Curriculum Vita

What resources are available for starting my c.v.? 

CV Resources and Samples:

Curriculum Vita Guide - Walden University
This guide includes detailed instructions and formatting tips, and offers a sample to help you create your own c.v.

OptimalResume
Career Services' career management system; includes c.v. and resume samples.

Webinars
Career Services' webinar recordings on c.v. and resume writing.

What is a curriculum vita (c.v.)?

A curriculum vita (c.v.) is a comprehensive document of your experience and achievements. It is typically longer than a resume because it includes a more detailed listing of education and academic degrees, recognized achievements such as major research works, published articles, and professional affiliations and credentials.

When is a c.v. appropriate?

A CV is appropriate for:

  • Applications for positions in academia, including: school administration, institutional research and consulting, and higher education positions in teaching, research and administration
  • Applications for graduate or professional schools
  • Independent consulting opportunities
  • Proposals for fellowships or grants

When compiling a vita for employment purposes, highlight your strengths and tailor your c.v. to the positions for which you are applying. Since academic institutions vary in their missions and objectives, you may need to arrange the information on your vita differently for different audiences. You may want to list your publications, presentations, and awards first when applying to research institutions and list your teaching experience first when applying to teaching positions at community colleges.

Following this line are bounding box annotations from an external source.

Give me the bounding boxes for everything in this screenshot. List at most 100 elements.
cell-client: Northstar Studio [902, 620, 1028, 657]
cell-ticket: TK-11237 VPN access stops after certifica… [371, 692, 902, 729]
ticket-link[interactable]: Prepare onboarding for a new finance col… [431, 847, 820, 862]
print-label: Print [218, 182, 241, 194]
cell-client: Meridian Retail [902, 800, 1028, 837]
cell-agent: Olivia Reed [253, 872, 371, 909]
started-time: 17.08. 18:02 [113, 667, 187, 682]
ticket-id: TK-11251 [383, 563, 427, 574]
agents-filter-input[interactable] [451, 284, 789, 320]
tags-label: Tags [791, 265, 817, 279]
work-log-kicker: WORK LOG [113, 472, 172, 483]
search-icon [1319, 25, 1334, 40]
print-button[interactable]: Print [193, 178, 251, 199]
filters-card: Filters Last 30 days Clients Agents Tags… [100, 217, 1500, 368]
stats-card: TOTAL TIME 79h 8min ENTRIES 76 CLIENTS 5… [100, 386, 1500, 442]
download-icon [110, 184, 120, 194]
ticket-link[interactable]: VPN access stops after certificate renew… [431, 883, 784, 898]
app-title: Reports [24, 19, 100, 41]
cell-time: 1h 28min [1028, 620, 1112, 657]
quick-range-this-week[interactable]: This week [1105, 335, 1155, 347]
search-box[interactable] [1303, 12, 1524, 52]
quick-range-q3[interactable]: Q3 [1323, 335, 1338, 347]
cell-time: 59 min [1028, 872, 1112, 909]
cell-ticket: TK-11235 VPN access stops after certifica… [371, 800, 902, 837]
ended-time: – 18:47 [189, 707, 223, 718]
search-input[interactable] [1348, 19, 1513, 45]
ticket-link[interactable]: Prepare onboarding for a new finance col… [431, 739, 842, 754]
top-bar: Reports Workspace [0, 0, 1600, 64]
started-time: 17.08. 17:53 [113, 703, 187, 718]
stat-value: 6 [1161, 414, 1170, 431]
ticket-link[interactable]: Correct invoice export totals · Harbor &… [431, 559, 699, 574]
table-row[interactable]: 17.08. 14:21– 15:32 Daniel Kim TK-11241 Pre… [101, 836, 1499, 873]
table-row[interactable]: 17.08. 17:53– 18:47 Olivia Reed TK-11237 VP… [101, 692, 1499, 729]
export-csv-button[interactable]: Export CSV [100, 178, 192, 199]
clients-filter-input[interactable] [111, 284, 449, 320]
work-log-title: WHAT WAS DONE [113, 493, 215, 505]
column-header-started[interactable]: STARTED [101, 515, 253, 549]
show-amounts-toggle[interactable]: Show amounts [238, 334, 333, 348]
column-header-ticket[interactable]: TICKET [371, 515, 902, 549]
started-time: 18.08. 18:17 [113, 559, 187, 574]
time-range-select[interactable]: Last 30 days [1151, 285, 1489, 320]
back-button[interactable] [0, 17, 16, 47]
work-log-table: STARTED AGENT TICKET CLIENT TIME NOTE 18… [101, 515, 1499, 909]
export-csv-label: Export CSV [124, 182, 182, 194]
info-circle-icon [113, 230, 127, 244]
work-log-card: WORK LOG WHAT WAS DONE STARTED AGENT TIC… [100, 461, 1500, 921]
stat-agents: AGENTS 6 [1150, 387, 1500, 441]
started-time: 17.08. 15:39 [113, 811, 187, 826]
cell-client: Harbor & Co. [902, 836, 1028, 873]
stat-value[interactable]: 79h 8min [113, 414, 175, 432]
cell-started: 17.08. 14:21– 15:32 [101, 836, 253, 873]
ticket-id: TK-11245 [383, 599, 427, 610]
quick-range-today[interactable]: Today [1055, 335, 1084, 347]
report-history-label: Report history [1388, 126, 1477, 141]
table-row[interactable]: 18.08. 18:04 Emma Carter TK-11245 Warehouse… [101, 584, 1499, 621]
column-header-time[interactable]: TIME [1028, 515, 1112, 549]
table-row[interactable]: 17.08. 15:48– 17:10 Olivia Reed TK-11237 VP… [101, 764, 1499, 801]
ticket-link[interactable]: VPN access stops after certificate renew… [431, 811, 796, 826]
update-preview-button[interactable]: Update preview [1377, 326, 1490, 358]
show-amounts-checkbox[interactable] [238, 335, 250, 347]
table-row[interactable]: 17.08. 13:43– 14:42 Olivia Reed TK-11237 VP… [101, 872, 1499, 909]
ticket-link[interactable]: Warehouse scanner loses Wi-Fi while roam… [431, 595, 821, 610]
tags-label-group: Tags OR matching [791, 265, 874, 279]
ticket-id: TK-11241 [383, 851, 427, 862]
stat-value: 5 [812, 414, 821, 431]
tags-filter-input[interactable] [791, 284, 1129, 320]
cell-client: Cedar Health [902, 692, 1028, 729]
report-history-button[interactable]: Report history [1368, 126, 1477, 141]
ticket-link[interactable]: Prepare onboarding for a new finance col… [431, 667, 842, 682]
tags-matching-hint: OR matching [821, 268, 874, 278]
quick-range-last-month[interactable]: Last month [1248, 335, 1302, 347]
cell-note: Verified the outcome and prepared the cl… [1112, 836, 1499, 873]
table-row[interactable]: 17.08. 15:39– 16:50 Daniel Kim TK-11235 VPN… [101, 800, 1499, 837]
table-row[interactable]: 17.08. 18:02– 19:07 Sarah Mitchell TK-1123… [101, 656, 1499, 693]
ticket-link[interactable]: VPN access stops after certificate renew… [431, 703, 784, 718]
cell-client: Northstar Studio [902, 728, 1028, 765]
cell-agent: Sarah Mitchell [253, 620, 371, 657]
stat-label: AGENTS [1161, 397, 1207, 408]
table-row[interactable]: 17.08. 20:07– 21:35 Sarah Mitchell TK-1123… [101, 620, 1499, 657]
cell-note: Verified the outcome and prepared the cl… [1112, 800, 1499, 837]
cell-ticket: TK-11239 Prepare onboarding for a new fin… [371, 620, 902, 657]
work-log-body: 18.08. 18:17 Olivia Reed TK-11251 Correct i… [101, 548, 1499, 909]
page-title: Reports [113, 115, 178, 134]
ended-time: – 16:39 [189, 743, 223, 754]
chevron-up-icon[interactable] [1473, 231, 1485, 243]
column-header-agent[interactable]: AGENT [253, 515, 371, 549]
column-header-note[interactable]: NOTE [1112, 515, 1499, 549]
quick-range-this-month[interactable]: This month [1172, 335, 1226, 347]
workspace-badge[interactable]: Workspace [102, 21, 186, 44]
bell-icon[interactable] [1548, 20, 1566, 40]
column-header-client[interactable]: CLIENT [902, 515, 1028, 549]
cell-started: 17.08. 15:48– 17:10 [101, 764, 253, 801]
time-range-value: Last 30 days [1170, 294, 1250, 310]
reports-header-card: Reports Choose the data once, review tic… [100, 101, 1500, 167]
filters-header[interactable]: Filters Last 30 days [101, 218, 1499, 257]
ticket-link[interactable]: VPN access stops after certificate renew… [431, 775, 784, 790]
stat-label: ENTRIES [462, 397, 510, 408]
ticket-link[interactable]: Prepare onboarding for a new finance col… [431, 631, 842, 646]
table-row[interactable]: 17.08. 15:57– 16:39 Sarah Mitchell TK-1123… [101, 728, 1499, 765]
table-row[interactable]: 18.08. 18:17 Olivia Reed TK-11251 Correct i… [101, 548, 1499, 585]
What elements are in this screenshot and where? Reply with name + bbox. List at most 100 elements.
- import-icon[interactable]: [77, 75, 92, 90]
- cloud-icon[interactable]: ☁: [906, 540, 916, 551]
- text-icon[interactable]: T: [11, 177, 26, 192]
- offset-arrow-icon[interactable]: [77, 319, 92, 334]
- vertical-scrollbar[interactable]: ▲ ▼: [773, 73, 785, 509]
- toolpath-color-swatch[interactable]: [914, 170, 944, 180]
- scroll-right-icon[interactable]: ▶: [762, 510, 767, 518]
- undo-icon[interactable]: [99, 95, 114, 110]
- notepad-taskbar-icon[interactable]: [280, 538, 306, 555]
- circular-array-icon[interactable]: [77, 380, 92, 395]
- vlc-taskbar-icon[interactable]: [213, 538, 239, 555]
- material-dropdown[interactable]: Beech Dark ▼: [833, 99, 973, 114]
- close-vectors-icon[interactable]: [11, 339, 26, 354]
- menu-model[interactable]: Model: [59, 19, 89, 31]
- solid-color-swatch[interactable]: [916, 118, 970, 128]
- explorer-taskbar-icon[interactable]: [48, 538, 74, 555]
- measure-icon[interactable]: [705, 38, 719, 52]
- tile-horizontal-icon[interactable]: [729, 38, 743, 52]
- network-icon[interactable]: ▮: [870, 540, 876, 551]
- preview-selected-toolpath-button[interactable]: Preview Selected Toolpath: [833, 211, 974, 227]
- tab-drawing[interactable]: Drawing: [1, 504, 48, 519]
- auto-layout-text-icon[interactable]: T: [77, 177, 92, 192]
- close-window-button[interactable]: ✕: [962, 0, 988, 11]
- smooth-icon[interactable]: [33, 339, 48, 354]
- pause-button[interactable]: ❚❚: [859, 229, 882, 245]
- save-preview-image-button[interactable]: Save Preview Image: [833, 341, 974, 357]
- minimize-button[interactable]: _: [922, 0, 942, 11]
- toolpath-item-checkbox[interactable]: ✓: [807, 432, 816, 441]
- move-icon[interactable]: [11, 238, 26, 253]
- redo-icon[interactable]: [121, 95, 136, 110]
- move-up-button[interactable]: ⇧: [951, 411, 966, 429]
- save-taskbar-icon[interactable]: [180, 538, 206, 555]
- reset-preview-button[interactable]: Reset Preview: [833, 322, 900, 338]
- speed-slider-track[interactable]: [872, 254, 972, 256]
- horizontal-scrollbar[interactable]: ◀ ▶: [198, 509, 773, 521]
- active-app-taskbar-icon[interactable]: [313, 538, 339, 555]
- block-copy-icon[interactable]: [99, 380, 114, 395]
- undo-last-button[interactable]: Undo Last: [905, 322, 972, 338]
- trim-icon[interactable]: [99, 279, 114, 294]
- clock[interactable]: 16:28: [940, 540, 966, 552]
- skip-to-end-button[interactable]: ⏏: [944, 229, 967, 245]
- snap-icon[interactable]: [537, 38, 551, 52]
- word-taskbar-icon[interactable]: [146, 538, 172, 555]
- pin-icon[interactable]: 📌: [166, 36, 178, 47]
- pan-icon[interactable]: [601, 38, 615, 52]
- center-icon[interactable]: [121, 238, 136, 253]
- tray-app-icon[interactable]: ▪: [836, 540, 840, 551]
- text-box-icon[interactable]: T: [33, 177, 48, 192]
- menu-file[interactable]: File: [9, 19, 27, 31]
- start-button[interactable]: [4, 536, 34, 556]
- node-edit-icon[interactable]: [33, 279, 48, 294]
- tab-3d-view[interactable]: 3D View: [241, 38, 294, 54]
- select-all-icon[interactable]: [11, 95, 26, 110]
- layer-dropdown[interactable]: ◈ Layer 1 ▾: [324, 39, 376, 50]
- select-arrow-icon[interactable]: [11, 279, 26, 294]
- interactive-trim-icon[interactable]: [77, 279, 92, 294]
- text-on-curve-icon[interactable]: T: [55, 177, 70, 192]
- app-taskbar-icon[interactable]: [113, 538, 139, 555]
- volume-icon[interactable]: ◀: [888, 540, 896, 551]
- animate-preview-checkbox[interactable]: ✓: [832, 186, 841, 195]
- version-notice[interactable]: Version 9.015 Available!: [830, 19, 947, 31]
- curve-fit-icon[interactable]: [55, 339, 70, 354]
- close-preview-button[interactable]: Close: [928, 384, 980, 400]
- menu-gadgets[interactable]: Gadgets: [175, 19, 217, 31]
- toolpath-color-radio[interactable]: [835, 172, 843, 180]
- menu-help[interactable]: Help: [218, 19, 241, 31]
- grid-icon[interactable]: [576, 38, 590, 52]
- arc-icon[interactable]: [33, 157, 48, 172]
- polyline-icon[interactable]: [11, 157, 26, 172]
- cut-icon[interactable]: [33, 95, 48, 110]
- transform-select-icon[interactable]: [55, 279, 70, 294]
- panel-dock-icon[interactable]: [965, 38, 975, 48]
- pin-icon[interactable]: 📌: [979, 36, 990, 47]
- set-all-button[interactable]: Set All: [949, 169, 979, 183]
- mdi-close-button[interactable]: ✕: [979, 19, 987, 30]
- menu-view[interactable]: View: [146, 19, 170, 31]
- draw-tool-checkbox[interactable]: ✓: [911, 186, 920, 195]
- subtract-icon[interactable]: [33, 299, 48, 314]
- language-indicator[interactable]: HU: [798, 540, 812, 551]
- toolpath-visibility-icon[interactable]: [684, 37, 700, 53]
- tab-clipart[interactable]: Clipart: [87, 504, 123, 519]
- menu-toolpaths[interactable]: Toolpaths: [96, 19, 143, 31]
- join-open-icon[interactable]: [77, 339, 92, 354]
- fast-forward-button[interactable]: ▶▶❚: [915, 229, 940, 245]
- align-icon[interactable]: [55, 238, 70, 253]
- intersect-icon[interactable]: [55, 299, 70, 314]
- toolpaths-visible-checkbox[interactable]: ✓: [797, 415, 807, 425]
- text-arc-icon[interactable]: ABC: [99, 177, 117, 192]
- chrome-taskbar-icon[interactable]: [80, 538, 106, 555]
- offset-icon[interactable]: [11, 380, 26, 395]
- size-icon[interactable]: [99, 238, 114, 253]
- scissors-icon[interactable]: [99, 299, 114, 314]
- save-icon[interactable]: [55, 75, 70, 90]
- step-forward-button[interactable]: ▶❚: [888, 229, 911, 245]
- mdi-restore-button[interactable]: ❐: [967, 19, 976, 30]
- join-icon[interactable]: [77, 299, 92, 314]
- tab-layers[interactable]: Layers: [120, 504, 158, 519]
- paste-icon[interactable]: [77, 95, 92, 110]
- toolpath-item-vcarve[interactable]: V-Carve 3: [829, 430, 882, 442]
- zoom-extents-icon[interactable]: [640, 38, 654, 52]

What sections should I include in my c.v.?

IDENTIFICATION INFORMATION

Include your name, address, complete telephone number, and e-mail address and be sure to put your name and page number on each subsequent sheet of your c.v.

EDUCATION

A c.v. for a faculty or postdoctoral position typically starts with one's education, assuming that the desired position is in alignment with one's educational path.  If you are applying for a non-academic position or for a position that is not as clearly related to your educational history, an objective stating your goal may be helpful.

List all degrees, graduation dates or date your degree is expected, institutions and their locations, in reverse chronological order.  For example:

Ph.D. in Clinical Psychology expected June 2009
Walden University, Minneapolis, Minnesota

If you attended an institution but did not earn a degree, you do not need to list it on your vita unless the training you received was vital to your career  a language course taken abroad, for instance.  However, be sure to include the title of your dissertation and the name of your advisor.

AWARDS, HONORS, FELLOWSHIPS, GRANTS

List any academic distinctions, teaching awards, fellowships, honors, or grants you have received since you entered college in reverse chronological order. Include the name of the department and institution bestowing the honor.  If your list is small, you may want to merge your awards in your Education section.

EXPERIENCE

Depending on the types of experience you have, you may want to list all positions under one large Experience section or divide the section into different subsections such as Teaching Experience, Research Experience, or Professional Experience.  For non-teaching positions, list your title, the employers name and location, the dates of employment and a brief description of your responsibilities.  For teaching experiences, include all full-time, part-time and adjunct teaching experience. For each position, list your title, the dates of employment (or quarter and year), the name of each course you taught, and a brief description of your responsibilities. Since job titles vary from university to university, you need to tell the employer something about your level of involvement in the course design, preparation of materials, weekly instruction, and grading.

PUBLICATIONS

Include bibliographic citations of articles, pamphlets, research reports, poems, stories and book reviews that you have published.  Use the form of citation appropriate to your field.

PRESENTATIONS

List all papers you have delivered, or will deliver, along with the names, dates, and locations of the conferences or meetings where you presented that work.

RESEARCH AND TEACHING  

If you choose to include this section, list no more than four or five areas under each heading, in order of preference. When listing your teaching competencies, be sure to list general categories, as well as specializations, so that employers know you are capable and willing to teach the undergraduate and general education requirements offered in their departments.

TRAINING  

List any special professional training you received in this section. Such training may include special courses on teaching techniques, professional seminars offered through your professional organization, or technical or computer training you completed in addition to your regular coursework.

LANGUAGES

List the languages you have studied, as well as some indication of your level of expertise. For example, you may have a "reading knowledge of French," be "fluent in Spanish," or have a "working knowledge of Italian."

PROFESSIONAL MEMBERSHIPS

List the major professional organizations to which you belong. If you have served actively in the organizations, indicate the level of your involvement.

University, Department, Professional Service

If you have served on any committees (such as graduate advisory or search committees in your department, or any appointed or elected position in the university or in your professional organization), list the experience here. You may also note in this category any talks you gave or meetings you arranged in the department about professional issues in your field. Demonstrating service will tell employers that you are a good citizen in your current department and institution.

REFERENCES

At the end of your vita, list the names, titles and academic affiliations of your references. List your references in order of importance (for instance, your dissertation director first, followed by other members of your committee or other advisors who know your work well). In some fields, it is customary to list addresses and telephone numbers of your references; follow the standard in your field.